This study examines how the microstructure of pure titanium is affected by Single Point Incremental Forming (SPIF) factors, such as step sizes (0.2, 0.4, 0.6 mm) and tool diameters (6, 10, 14 mm). According to the research, increasing step sizes cause more material to deform with each stride, which increases the accumulation of strain over shorter distances. By encouraging grain refinement and resulting in smaller, more evenly dispersed grains, this strain can improve mechanical qualities. Furthermore, localized heating is produced by the increased friction brought on by bigger step sizes, which further influences microstructural alterations.

The results show that, with respect to tool diameter, larger tools provide greater friction, which might lead to localised heating and encourage grain recrystallisation.
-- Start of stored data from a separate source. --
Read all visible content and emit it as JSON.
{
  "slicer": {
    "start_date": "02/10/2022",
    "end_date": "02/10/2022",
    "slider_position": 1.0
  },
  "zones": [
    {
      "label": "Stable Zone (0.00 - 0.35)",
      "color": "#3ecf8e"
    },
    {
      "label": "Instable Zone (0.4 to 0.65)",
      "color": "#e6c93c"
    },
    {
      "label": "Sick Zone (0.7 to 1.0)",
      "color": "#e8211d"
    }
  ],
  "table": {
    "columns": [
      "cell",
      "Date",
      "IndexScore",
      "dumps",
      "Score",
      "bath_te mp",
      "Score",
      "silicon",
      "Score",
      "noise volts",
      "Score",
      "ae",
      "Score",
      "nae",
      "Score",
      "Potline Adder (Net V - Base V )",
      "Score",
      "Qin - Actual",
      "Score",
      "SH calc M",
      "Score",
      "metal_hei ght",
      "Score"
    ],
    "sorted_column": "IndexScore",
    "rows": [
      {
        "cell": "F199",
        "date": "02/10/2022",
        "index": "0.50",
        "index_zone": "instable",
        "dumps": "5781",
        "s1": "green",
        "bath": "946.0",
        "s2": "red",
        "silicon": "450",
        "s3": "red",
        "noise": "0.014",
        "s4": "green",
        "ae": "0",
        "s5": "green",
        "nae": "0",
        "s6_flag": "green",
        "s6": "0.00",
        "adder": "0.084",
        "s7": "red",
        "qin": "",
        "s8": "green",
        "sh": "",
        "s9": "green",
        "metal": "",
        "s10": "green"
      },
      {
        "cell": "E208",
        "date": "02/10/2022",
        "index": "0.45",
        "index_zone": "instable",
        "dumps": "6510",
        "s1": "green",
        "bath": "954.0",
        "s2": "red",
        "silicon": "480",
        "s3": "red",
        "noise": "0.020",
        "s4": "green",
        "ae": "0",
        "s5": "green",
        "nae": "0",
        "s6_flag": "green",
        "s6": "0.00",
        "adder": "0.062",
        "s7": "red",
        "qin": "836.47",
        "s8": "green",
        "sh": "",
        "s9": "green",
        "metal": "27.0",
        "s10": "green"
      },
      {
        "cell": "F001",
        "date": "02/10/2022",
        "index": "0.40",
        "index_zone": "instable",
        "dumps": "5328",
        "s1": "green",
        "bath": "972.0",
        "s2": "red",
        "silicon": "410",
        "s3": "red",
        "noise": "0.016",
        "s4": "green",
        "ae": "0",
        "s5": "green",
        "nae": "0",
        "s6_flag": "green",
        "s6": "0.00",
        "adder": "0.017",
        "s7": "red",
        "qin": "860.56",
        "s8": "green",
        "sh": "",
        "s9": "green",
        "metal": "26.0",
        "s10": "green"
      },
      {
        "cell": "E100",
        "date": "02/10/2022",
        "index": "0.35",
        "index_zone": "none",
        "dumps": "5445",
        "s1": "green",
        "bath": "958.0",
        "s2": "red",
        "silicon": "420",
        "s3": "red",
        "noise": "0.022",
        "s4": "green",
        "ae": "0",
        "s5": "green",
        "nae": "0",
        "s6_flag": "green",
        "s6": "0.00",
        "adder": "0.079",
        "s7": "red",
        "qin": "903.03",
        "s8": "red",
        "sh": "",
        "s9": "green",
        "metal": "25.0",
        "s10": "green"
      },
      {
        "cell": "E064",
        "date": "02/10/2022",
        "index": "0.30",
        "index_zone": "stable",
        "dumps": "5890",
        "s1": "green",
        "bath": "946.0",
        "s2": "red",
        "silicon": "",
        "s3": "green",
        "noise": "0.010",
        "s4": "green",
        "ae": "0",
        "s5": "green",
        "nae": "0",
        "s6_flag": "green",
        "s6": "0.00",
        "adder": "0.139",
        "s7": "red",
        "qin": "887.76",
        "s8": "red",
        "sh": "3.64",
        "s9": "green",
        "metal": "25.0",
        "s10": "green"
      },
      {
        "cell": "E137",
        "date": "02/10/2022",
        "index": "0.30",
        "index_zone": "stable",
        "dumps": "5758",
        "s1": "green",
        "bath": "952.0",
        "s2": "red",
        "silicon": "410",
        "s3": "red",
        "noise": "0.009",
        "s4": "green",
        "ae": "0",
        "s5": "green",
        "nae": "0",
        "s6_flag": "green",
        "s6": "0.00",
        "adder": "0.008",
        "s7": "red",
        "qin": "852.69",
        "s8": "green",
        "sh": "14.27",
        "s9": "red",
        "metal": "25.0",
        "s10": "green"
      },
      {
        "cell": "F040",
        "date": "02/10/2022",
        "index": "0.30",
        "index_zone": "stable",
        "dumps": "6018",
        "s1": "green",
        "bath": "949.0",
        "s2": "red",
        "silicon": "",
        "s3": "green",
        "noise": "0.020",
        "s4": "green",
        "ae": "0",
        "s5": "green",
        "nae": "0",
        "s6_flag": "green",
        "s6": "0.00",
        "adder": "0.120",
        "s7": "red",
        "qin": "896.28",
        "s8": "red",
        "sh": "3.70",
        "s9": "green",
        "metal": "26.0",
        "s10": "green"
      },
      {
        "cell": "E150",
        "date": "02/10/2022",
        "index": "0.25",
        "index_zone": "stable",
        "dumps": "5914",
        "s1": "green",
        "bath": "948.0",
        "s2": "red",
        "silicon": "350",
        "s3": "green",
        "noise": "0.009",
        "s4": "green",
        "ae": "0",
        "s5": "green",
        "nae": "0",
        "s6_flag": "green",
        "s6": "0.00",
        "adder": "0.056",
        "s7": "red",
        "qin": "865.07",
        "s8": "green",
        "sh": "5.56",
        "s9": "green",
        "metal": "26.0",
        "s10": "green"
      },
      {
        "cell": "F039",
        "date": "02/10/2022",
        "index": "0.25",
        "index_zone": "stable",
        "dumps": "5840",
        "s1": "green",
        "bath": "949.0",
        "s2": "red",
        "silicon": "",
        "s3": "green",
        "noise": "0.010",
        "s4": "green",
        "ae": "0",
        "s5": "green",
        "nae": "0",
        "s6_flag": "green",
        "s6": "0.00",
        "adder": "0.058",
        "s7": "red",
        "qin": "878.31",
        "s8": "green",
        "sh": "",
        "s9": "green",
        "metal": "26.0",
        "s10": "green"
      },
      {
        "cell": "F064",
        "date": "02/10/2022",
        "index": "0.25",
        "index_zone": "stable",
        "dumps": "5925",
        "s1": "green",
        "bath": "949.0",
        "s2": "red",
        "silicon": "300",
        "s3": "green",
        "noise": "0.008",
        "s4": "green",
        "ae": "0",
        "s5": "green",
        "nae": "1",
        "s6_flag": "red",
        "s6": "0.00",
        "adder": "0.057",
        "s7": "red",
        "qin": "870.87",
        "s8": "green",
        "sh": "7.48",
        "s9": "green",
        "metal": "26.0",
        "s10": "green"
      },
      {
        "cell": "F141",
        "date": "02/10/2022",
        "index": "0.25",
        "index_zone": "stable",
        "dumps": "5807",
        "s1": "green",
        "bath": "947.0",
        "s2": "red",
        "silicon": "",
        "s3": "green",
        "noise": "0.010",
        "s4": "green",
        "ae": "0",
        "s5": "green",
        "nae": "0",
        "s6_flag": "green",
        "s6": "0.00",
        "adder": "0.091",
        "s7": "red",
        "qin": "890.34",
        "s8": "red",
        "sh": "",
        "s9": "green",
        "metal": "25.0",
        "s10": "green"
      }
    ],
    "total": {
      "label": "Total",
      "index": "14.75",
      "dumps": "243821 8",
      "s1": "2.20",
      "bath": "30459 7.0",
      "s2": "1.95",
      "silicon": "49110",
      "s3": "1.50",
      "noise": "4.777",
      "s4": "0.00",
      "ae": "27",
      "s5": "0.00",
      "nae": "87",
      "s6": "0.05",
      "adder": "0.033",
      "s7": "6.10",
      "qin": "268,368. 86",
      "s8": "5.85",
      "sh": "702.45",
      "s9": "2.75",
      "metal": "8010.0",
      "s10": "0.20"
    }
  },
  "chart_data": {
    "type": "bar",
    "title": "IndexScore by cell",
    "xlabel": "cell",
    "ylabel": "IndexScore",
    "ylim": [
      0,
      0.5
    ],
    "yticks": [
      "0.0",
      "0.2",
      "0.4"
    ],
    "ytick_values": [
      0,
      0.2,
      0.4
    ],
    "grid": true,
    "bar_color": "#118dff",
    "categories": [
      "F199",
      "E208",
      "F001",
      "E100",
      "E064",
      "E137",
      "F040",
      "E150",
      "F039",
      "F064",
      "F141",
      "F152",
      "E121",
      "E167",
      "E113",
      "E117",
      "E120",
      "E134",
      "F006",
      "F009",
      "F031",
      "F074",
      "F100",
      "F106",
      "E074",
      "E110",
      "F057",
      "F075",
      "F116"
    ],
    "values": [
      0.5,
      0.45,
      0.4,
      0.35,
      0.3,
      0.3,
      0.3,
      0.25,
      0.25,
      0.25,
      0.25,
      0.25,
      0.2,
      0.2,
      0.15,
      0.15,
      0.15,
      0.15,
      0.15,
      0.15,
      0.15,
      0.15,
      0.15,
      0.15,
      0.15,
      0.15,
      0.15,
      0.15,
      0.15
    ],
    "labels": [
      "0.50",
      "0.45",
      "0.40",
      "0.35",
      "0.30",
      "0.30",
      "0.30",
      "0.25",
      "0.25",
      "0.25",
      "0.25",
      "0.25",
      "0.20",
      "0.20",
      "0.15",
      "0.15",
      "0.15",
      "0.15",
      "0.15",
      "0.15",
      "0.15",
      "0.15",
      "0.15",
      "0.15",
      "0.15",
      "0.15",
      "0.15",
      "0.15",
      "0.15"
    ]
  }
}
This therefore has an impact on the material's residual stresses, which are crucial to the final microstructure. The study highlights the connection between tool diameter and microstructural evolution by analysing four different sections from each sample and observing significant changes in grain size and distribution along the sample wall. The findings highlight how crucial it is to optimise SPIF parameters in order to enhance the material's performance properties.

The analysis of fracture behaviour sheds light on the change from brittle to ductile fracture. SEM study of the fracture surfaces demonstrates that the number of pits increases as tool diameter and step size decrease, influencing the fracture behaviour.